First Lady of North Carolina
- Assumed role November 7, 1954 – January 5, 1961
- Governor: Luther H. Hodges
- Preceded by: Merle Davis Umstead
- Succeeded by: Margaret Rose Sanford

Second Lady of North Carolina
- Assumed role January 8, 1953 – November 7, 1954
- Governor: William B. Umstead
- Lieutenant Governor: Luther H. Hodges
- Preceded by: Inez Wooten Taylor
- Succeeded by: Burvelle MacFarland Barnhardt

Personal details
- Born: Martha Elizabeth Blakeney September 12, 1897 Monroe, North Carolina, U.S.
- Died: June 27, 1969 (aged 71) Chapel Hill, North Carolina, U.S.
- Resting place: Overlook Cemetery
- Party: Democratic
- Spouse: Luther H. Hodges
- Children: 3 (including Luther H. Hodges Jr.)
- Education: Woman's College of the University of North Carolina
- Occupation: teacher, principal

= Martha Blakeney Hodges =

First Lady of North Carolina (1954–1961)

Martha Elizabeth Blakeney Hodges (September 12, 1897 – June 27, 1969) was an American educator and political hostess. As the wife of Governor Luther H. Hodges, she served as the Second Lady of North Carolina from 1953 to 1954 and as First Lady of North Carolina from 1954 to 1961.

== Early life and education ==
Hodges was born Martha Elizabeth Blakeney on September 12, 1897 to Rochel Edward Blakeney and Margaret Houston Blakeney. She was a great-great-granddaughter of American Revolutionary War veteran Captain John Blakeney.

She grew up in Monroe, North Carolina. Following the death of both of her parents, she and her five sisters went to live with their grandmother, Susan Covington Houston, who also lived in Monroe. Following her grandmother's death in 1913, Hodges and her sisters went to live with their uncle, Richard Brewer, in Wake Forest. The following year, she enrolled at the Woman's College of the University of North Carolina in Greensboro, from which graduated in June 1918. She completed graduate work at the Columbia University and the University of Chicago.
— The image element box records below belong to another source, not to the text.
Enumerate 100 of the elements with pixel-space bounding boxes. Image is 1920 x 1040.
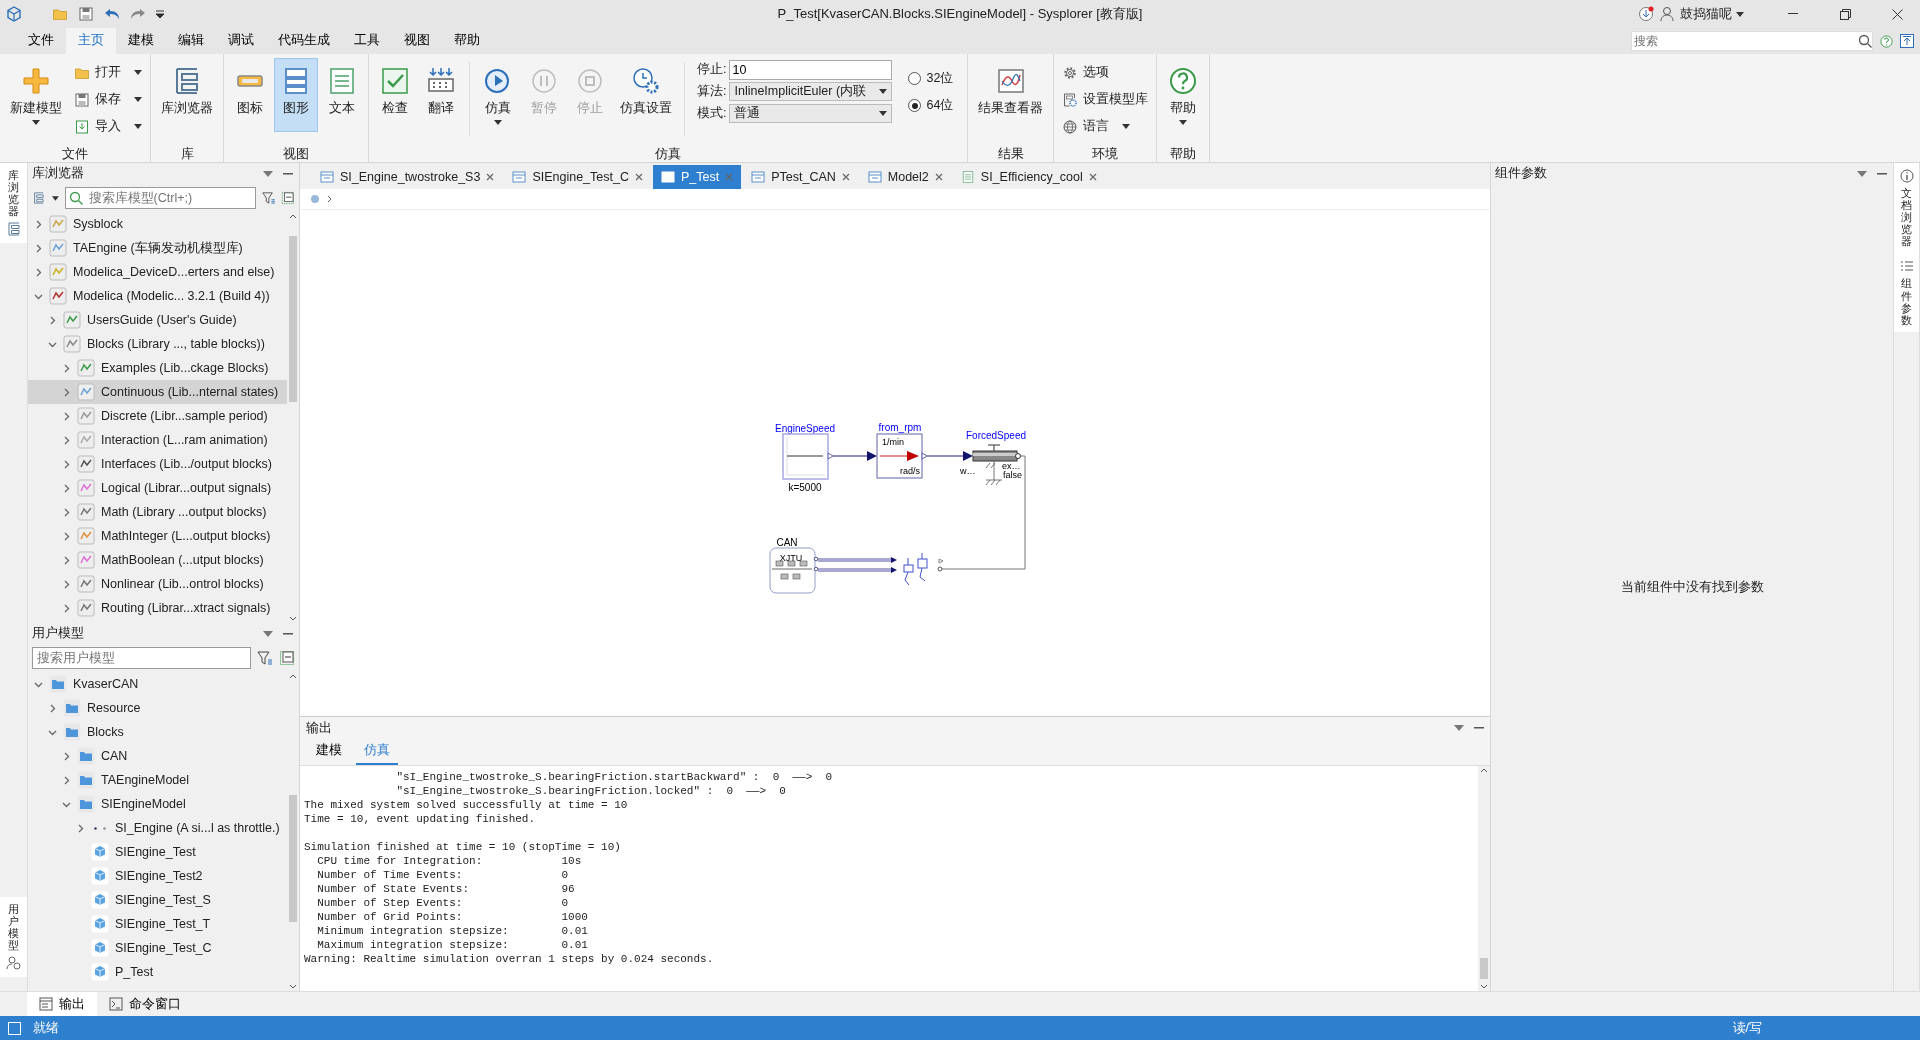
upload-icon[interactable]: [1900, 34, 1914, 48]
tree-item[interactable]: Math (Library ...output blocks): [28, 500, 287, 524]
chevron-right-icon[interactable]: [62, 387, 71, 397]
ribbon-button[interactable]: 语言: [1058, 114, 1153, 139]
ribbon-button[interactable]: 保存: [70, 87, 146, 112]
scrollbar[interactable]: [1478, 766, 1490, 991]
chevron-right-icon[interactable]: [62, 531, 71, 541]
scroll-thumb[interactable]: [289, 235, 297, 402]
tree-item[interactable]: Examples (Lib...ckage Blocks): [28, 356, 287, 380]
ribbon-button[interactable]: 库浏览器: [155, 58, 219, 132]
tree-item[interactable]: Interaction (L...ram animation): [28, 428, 287, 452]
ribbon-button[interactable]: 图标: [228, 58, 272, 132]
scroll-down-icon[interactable]: [288, 615, 298, 623]
tree-item[interactable]: SIEngine_Test: [28, 840, 287, 864]
scroll-up-icon[interactable]: [288, 672, 298, 680]
minimize-icon[interactable]: [1474, 727, 1484, 729]
filter-icon[interactable]: [257, 650, 273, 666]
menu-tab[interactable]: 建模: [116, 27, 166, 54]
menu-tab[interactable]: 代码生成: [266, 27, 342, 54]
scroll-thumb[interactable]: [1480, 957, 1488, 979]
filter-icon[interactable]: [261, 190, 276, 206]
dropdown-field[interactable]: InlineImplicitEuler (内联: [729, 82, 893, 101]
tree-item[interactable]: CAN: [28, 744, 287, 768]
ribbon-button[interactable]: 结果查看器: [972, 58, 1050, 132]
document-tab[interactable]: SI_Engine_twostroke_S3: [312, 165, 503, 189]
dropdown-field[interactable]: 普通: [729, 104, 893, 123]
search-field[interactable]: 搜索用户模型: [32, 647, 251, 669]
tree-item[interactable]: SIEngine_Test_C: [28, 936, 287, 960]
tree-item[interactable]: Blocks (Library ..., table blocks)): [28, 332, 287, 356]
tree-item[interactable]: Sysblock: [28, 212, 287, 236]
tree-item[interactable]: SIEngineModel: [28, 792, 287, 816]
download-icon[interactable]: [1638, 6, 1654, 22]
input-field[interactable]: 10: [729, 59, 893, 80]
tree-item[interactable]: Discrete (Libr...sample period): [28, 404, 287, 428]
chevron-right-icon[interactable]: [62, 555, 71, 565]
menu-tab[interactable]: 视图: [392, 27, 442, 54]
tree-item[interactable]: SIEngine_Test2: [28, 864, 287, 888]
tree-item[interactable]: Logical (Librar...output signals): [28, 476, 287, 500]
document-tab[interactable]: SIEngine_Test_C: [504, 165, 651, 189]
can-block[interactable]: [769, 547, 819, 594]
radio-button[interactable]: 64位: [908, 97, 954, 114]
undo-icon[interactable]: [104, 7, 120, 21]
ribbon-button[interactable]: 选项: [1058, 60, 1153, 85]
tree-item[interactable]: Continuous (Lib...nternal states): [28, 380, 287, 404]
ribbon-button[interactable]: 设置模型库: [1058, 87, 1153, 112]
document-tab[interactable]: PTest_CAN: [743, 165, 858, 189]
menu-tab[interactable]: 主页: [66, 27, 116, 54]
chevron-right-icon[interactable]: [326, 195, 334, 203]
search-field[interactable]: 搜索: [1632, 33, 1858, 49]
ribbon-button[interactable]: 导入: [70, 114, 146, 139]
scroll-down-icon[interactable]: [1479, 983, 1489, 991]
chevron-right-icon[interactable]: [48, 703, 57, 713]
dropdown-icon[interactable]: [263, 170, 273, 177]
chevron-right-icon[interactable]: [76, 823, 85, 833]
user-icon[interactable]: [1660, 6, 1676, 22]
tree-item[interactable]: Routing (Librar...xtract signals): [28, 596, 287, 620]
chevron-right-icon[interactable]: [62, 603, 71, 613]
ribbon-button[interactable]: 翻译: [419, 58, 463, 132]
tree-item[interactable]: TAEngineModel: [28, 768, 287, 792]
close-icon[interactable]: [841, 173, 850, 181]
document-tab[interactable]: P_Test: [652, 165, 742, 189]
chevron-right-icon[interactable]: [62, 507, 71, 517]
tree-item[interactable]: KvaserCAN: [28, 672, 287, 696]
close-icon[interactable]: [634, 173, 643, 181]
menu-tab[interactable]: 调试: [216, 27, 266, 54]
side-tab[interactable]: 用户模型: [0, 896, 27, 977]
tree-item[interactable]: Nonlinear (Lib...ontrol blocks): [28, 572, 287, 596]
scroll-thumb[interactable]: [289, 795, 297, 923]
document-tab[interactable]: Model2: [859, 165, 951, 189]
chevron-right-icon[interactable]: [62, 483, 71, 493]
side-tab[interactable]: 库浏览器: [0, 163, 27, 244]
tree-item[interactable]: SIEngine_Test_S: [28, 888, 287, 912]
dropdown-icon[interactable]: [1857, 170, 1867, 177]
chevron-right-icon[interactable]: [62, 411, 71, 421]
search-field[interactable]: 搜索库模型(Ctrl+;): [64, 187, 256, 209]
ribbon-button[interactable]: 新建模型: [4, 58, 68, 132]
chevron-right-icon[interactable]: [62, 459, 71, 469]
scroll-up-icon[interactable]: [288, 212, 298, 220]
tree-item[interactable]: Modelica (Modelic... 3.2.1 (Build 4)): [28, 284, 287, 308]
close-icon[interactable]: [934, 173, 943, 181]
tree-item[interactable]: TAEngine (车辆发动机模型库): [28, 236, 287, 260]
chevron-right-icon[interactable]: [62, 775, 71, 785]
scroll-up-icon[interactable]: [1479, 766, 1489, 774]
tree-item[interactable]: Resource: [28, 696, 287, 720]
tree-item[interactable]: MathBoolean (...utput blocks): [28, 548, 287, 572]
collapse-icon[interactable]: [281, 190, 295, 206]
redo-icon[interactable]: [130, 7, 146, 21]
conversion-block[interactable]: [876, 433, 928, 479]
menu-tab[interactable]: 文件: [16, 27, 66, 54]
user-name[interactable]: 鼓捣猫呢: [1680, 5, 1732, 23]
ribbon-button[interactable]: 打开: [70, 60, 146, 85]
tree-item[interactable]: MathInteger (L...output blocks): [28, 524, 287, 548]
scroll-down-icon[interactable]: [288, 983, 298, 991]
dropdown-icon[interactable]: [1454, 725, 1464, 731]
tree-item[interactable]: Modelica_DeviceD...erters and else): [28, 260, 287, 284]
menu-tab[interactable]: 编辑: [166, 27, 216, 54]
ribbon-button[interactable]: 文本: [320, 58, 364, 132]
minimize-icon[interactable]: [1877, 172, 1887, 175]
ribbon-button[interactable]: 检查: [373, 58, 417, 132]
chevron-right-icon[interactable]: [34, 267, 43, 277]
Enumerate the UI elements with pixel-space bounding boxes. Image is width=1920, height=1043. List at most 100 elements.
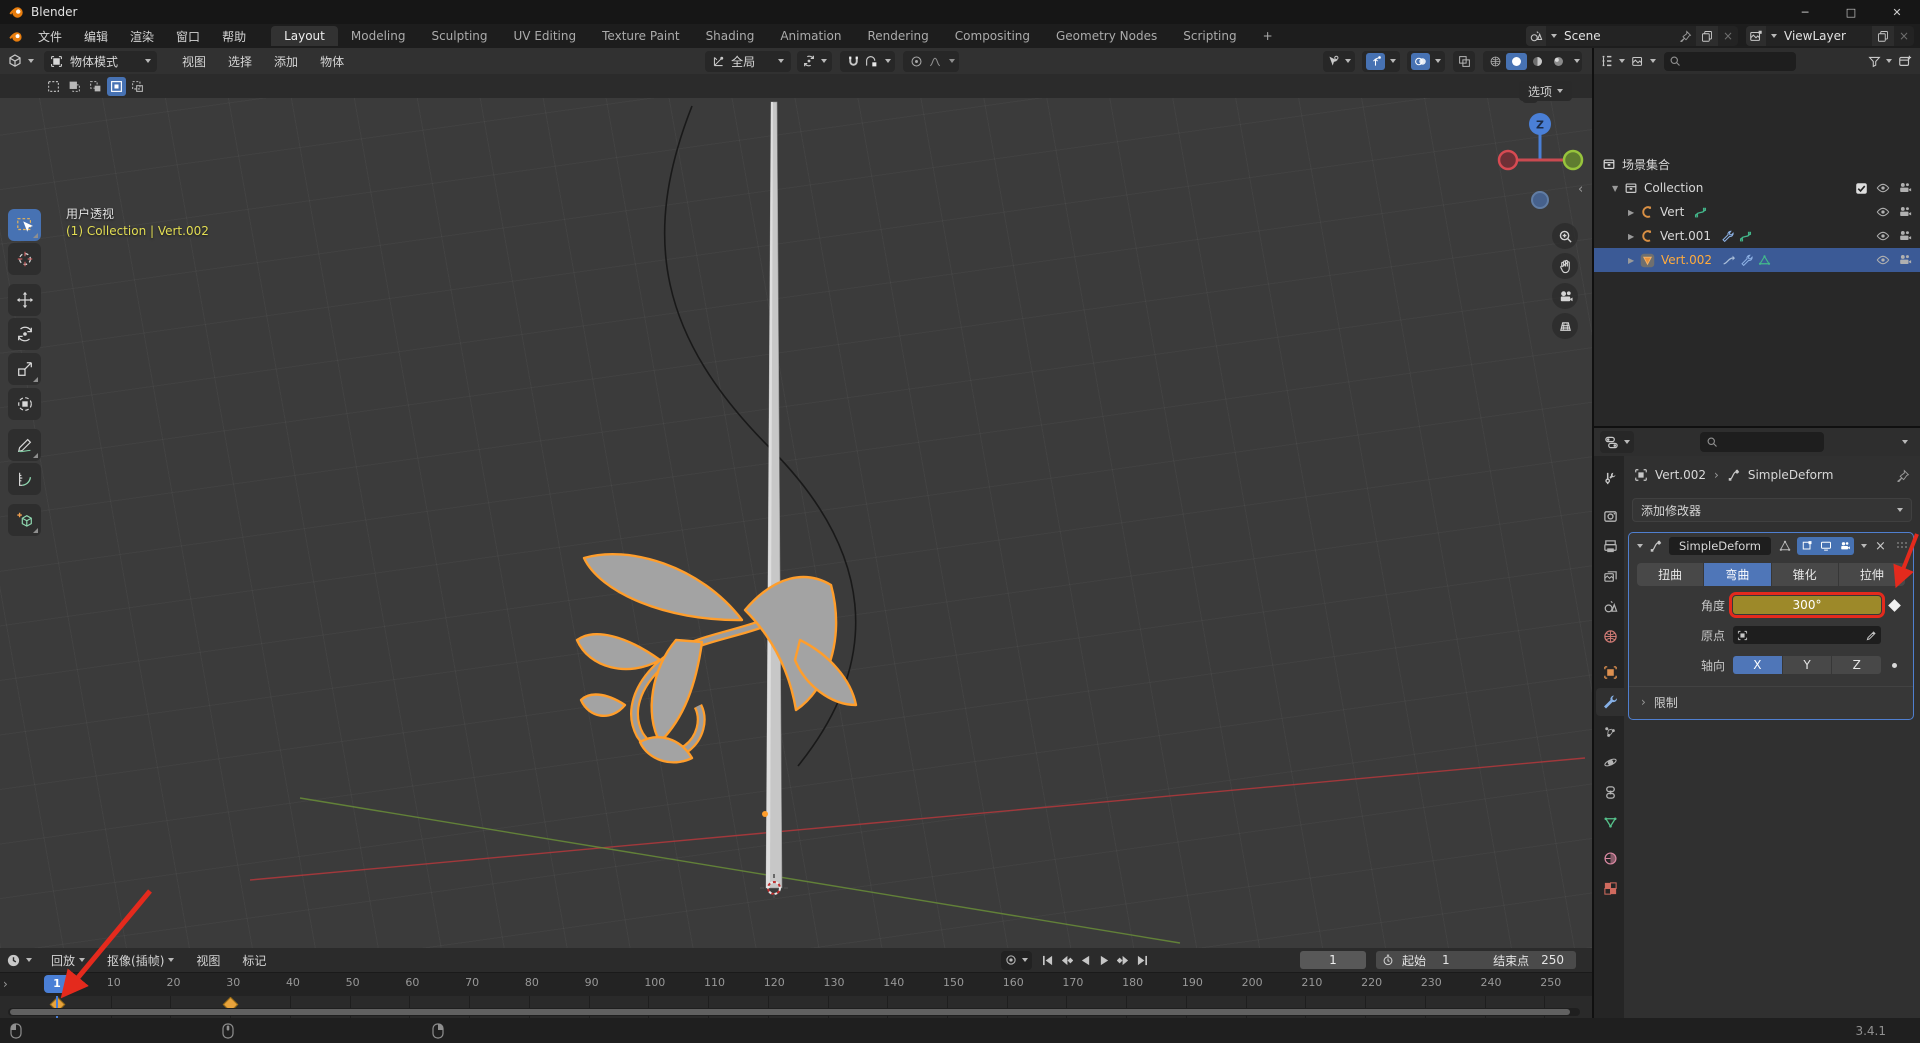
- topbar-menu-4[interactable]: 帮助: [211, 28, 257, 45]
- gizmo-z-negative[interactable]: [1531, 191, 1549, 209]
- disable-render-icon[interactable]: [1898, 253, 1912, 267]
- next-keyframe-button[interactable]: [1114, 951, 1133, 969]
- properties-tab-render[interactable]: [1596, 502, 1624, 530]
- pan-hand-button[interactable]: [1552, 253, 1578, 279]
- viewlayer-selector[interactable]: ViewLayer ×: [1746, 26, 1914, 46]
- outliner-editor-button[interactable]: [1600, 54, 1625, 68]
- tool-rotate[interactable]: [8, 318, 41, 350]
- deform-tab-1[interactable]: 弯曲: [1704, 563, 1771, 586]
- options-dropdown[interactable]: 选项: [1519, 81, 1573, 101]
- properties-tab-material[interactable]: [1596, 844, 1624, 872]
- outliner-filter-button[interactable]: [1868, 55, 1892, 68]
- timeline-scrollbar-thumb[interactable]: [10, 1009, 1570, 1015]
- workspace-tab-5[interactable]: Shading: [693, 26, 768, 46]
- workspace-tab-1[interactable]: Modeling: [338, 26, 419, 46]
- gizmo-x-negative[interactable]: [1497, 149, 1519, 171]
- select-mode-set[interactable]: [44, 77, 63, 96]
- add-modifier-dropdown[interactable]: 添加修改器: [1632, 498, 1912, 522]
- viewport-menu-1[interactable]: 选择: [217, 53, 263, 70]
- outliner-row-vert-001[interactable]: ▶ Vert.001: [1594, 224, 1920, 248]
- start-frame-field[interactable]: 起始: [1402, 952, 1426, 969]
- topbar-menu-1[interactable]: 编辑: [73, 28, 119, 45]
- select-mode-subtract[interactable]: [86, 77, 105, 96]
- outliner-search[interactable]: [1664, 51, 1796, 71]
- scene-name[interactable]: Scene: [1564, 29, 1680, 43]
- drag-handle-icon[interactable]: [1895, 540, 1907, 552]
- remove-viewlayer-icon[interactable]: ×: [1894, 29, 1914, 43]
- gizmo-y-axis[interactable]: [1562, 149, 1584, 171]
- edit-mode-toggle[interactable]: [1797, 537, 1817, 555]
- row-label[interactable]: 场景集合: [1622, 156, 1670, 173]
- workspace-tab-7[interactable]: Rendering: [855, 26, 942, 46]
- scene-icon[interactable]: [1526, 26, 1546, 46]
- object-visibility-dropdown[interactable]: [1323, 50, 1355, 72]
- workspace-tab-9[interactable]: Geometry Nodes: [1043, 26, 1170, 46]
- scene-selector[interactable]: Scene ×: [1526, 26, 1738, 46]
- workspace-tab-2[interactable]: Sculpting: [418, 26, 500, 46]
- mode-dropdown[interactable]: 物体模式: [44, 50, 158, 72]
- outliner-row--[interactable]: 场景集合: [1594, 152, 1920, 176]
- start-frame-value[interactable]: 1: [1442, 953, 1450, 967]
- keyframe-diamond-button[interactable]: [1888, 598, 1901, 612]
- play-button[interactable]: [1095, 951, 1114, 969]
- modifier-extras-chevron[interactable]: [1861, 544, 1868, 548]
- viewport-menu-2[interactable]: 添加: [263, 53, 309, 70]
- viewport-menu-3[interactable]: 物体: [309, 53, 355, 70]
- end-frame-value[interactable]: 250: [1541, 953, 1564, 967]
- timeline-editor-button[interactable]: [6, 953, 32, 968]
- outliner-row-collection[interactable]: ▼ Collection: [1594, 176, 1920, 200]
- blender-menu-icon[interactable]: [8, 29, 23, 44]
- jump-to-end-button[interactable]: [1133, 951, 1152, 969]
- properties-tab-world[interactable]: [1596, 622, 1624, 650]
- viewlayer-name[interactable]: ViewLayer: [1784, 29, 1872, 43]
- properties-options-chevron[interactable]: [1902, 440, 1908, 444]
- new-viewlayer-icon[interactable]: [1872, 26, 1894, 46]
- timeline-menu-3[interactable]: 标记: [231, 952, 277, 969]
- modifier-name-field[interactable]: SimpleDeform: [1669, 537, 1772, 555]
- properties-tab-modifiers[interactable]: [1596, 688, 1624, 716]
- timeline-scrollbar[interactable]: [8, 1008, 1580, 1016]
- viewport-canvas[interactable]: 用户透视 (1) Collection | Vert.002 Z ‹: [0, 98, 1592, 948]
- deform-tab-0[interactable]: 扭曲: [1637, 563, 1704, 586]
- expand-arrow[interactable]: ▼: [1612, 184, 1624, 193]
- tool-scale[interactable]: [8, 353, 41, 385]
- orientation-dropdown[interactable]: 全局: [705, 50, 792, 72]
- workspace-tab-0[interactable]: Layout: [271, 26, 338, 46]
- realtime-toggle[interactable]: [1816, 537, 1836, 555]
- add-workspace-button[interactable]: +: [1250, 26, 1286, 46]
- row-label[interactable]: Vert: [1660, 205, 1684, 219]
- jump-to-start-button[interactable]: [1038, 951, 1057, 969]
- tool-box-select[interactable]: [8, 209, 41, 241]
- shading-material-icon[interactable]: [1527, 53, 1548, 70]
- disable-render-icon[interactable]: [1898, 205, 1912, 219]
- axis-button-z[interactable]: Z: [1832, 656, 1881, 674]
- proportional-edit-icon[interactable]: [907, 55, 926, 68]
- tool-add-cube[interactable]: [8, 504, 41, 536]
- deform-tab-2[interactable]: 锥化: [1771, 563, 1838, 586]
- topbar-menu-2[interactable]: 渲染: [119, 28, 165, 45]
- tool-move[interactable]: [8, 284, 41, 316]
- properties-tab-object-data[interactable]: [1596, 808, 1624, 836]
- topbar-menu-0[interactable]: 文件: [27, 28, 73, 45]
- workspace-tab-8[interactable]: Compositing: [942, 26, 1043, 46]
- animate-dot[interactable]: [1892, 662, 1897, 668]
- outliner-row-vert-002[interactable]: ▶ Vert.002: [1594, 248, 1920, 272]
- row-label[interactable]: Vert.002: [1661, 253, 1712, 267]
- gizmos-dropdown[interactable]: [1362, 50, 1400, 72]
- snap-magnet-icon[interactable]: [844, 55, 863, 68]
- navigation-gizmo[interactable]: Z: [1496, 108, 1586, 188]
- ortho-toggle-button[interactable]: [1552, 313, 1578, 339]
- workspace-tab-6[interactable]: Animation: [767, 26, 854, 46]
- properties-tab-scene[interactable]: [1596, 592, 1624, 620]
- expand-arrow[interactable]: ▶: [1628, 256, 1640, 265]
- disable-render-icon[interactable]: [1898, 181, 1912, 195]
- workspace-tab-10[interactable]: Scripting: [1170, 26, 1249, 46]
- close-button[interactable]: ✕: [1874, 6, 1920, 19]
- minimize-button[interactable]: ─: [1782, 6, 1828, 19]
- timeline-menu-2[interactable]: 视图: [185, 952, 231, 969]
- playhead-badge[interactable]: 1: [44, 975, 70, 993]
- delete-modifier-button[interactable]: ×: [1875, 539, 1886, 554]
- select-mode-intersect[interactable]: [128, 77, 147, 96]
- timeline-ruler[interactable]: › 10 20 30 40 50 60 70 80 90 100 110 120 130 140 150 16…: [0, 972, 1592, 996]
- play-reverse-button[interactable]: [1076, 951, 1095, 969]
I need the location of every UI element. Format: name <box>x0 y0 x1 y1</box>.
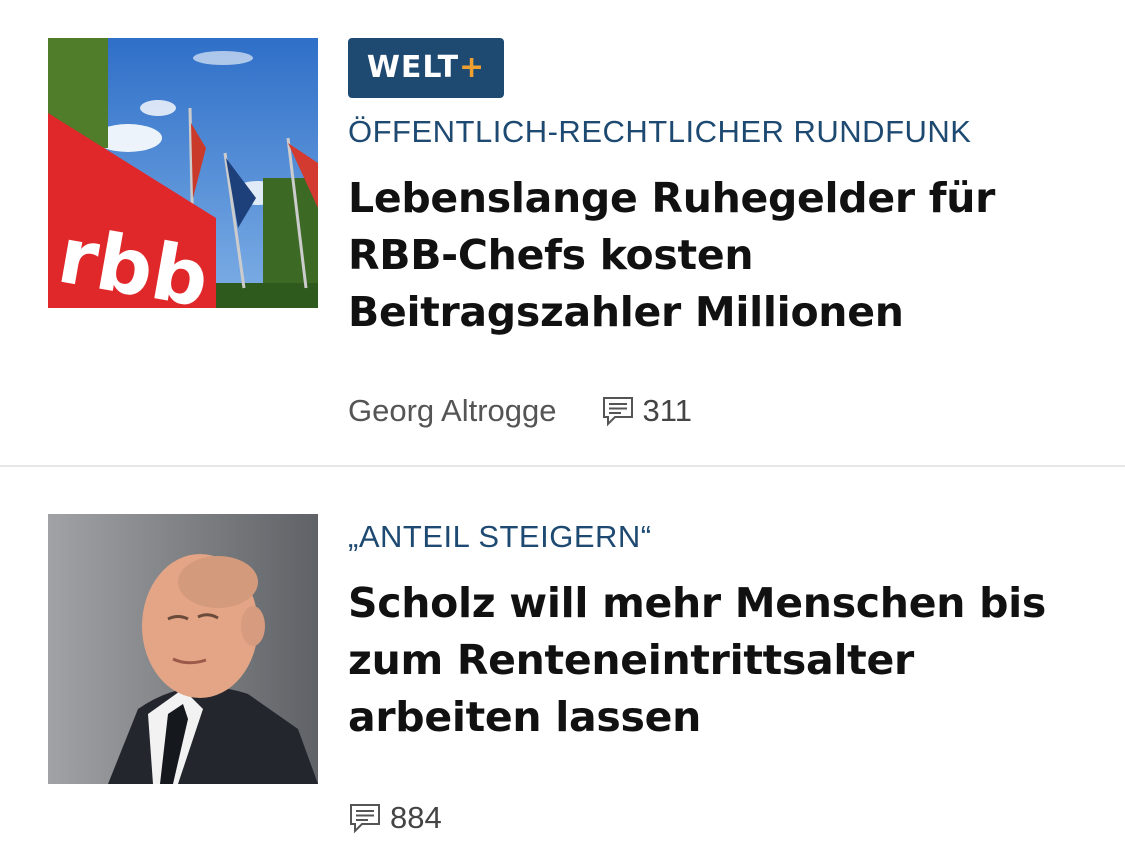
comment-link[interactable]: 311 <box>601 393 692 429</box>
comment-count: 311 <box>642 393 692 428</box>
article-card-2[interactable]: „ANTEIL STEIGERN“ Scholz will mehr Mensc… <box>0 465 1125 858</box>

== Career and public life ==
Following her college graduation, Hodges taught at Leasksville-Spray High School in Rockingham County for three years and served as the school's principal in her third year. She also served as head of the history department for two years at Greensboro High School.

In 1952, her husband was elected lieutenant governor of North Carolina. Upon his taking office, she became the state's second lady. When Governor William B. Umstead died in office in 1954, her husband succeeded him as governor, and she became the state's first lady. As first lady, Hodges was known for entertaining guests at the North Carolina Executive Mansion, hosting tea parties, formal dinners, and musicals for various civic groups and dignitaries. She developed a policy for tour hours and social gatherings at the mansion. She employed a part-time secretary to assist her with scheduling and correspondence.

Hodges travelled the state with her husband to attend ribbon cuttings and other official events and was in charge of managing the mansion's household and gardens. As flower arranging was one of her favorite hobbies, she took on designing the floral arrangements used at the mansion.

Following the end of her husband's term, he was appointed as the U.S. Secretary of Commerce by President John F. Kennedy and the couple moved to Washington, D.C. While in the nation's capitol, she served as president of the International Neighbors Club, an organization made up of the wives of ambassadors, congressmen, senators, and other government officials. During this time, she became personal friends with Jacqueline Bouvier Kennedy and Lady Bird Johnson.

== Personal life ==
While working as a teacher, she met Luther H. Hodges, then an official at Marshall Field Mills. They married on June 24, 1922 in a ceremony at the home of her uncle, W.S. Blakeney. The wedding was officiated by the Moravian bishop Howard E. Rondthaler, the president of Salem College. The Hodges had three children: Betsy Blakeney, Nancy Houston, and Luther Jr.

She was fond of art and attended weekly art history lectures at the North Carolina Museum of Art.

In 1950, she moved to West Germany, where her husband was employed as chief of the industry division of the Economic Cooperation Administration.

In 1965, she and her husband moved to Chapel Hill, North Carolina. On June 26, 1969, their home caught fire. She was found unconscious in a first floor bedroom and died the following day of smoke inhalation and asphyxiation. She was buried in Overlook Cemetery in Eden.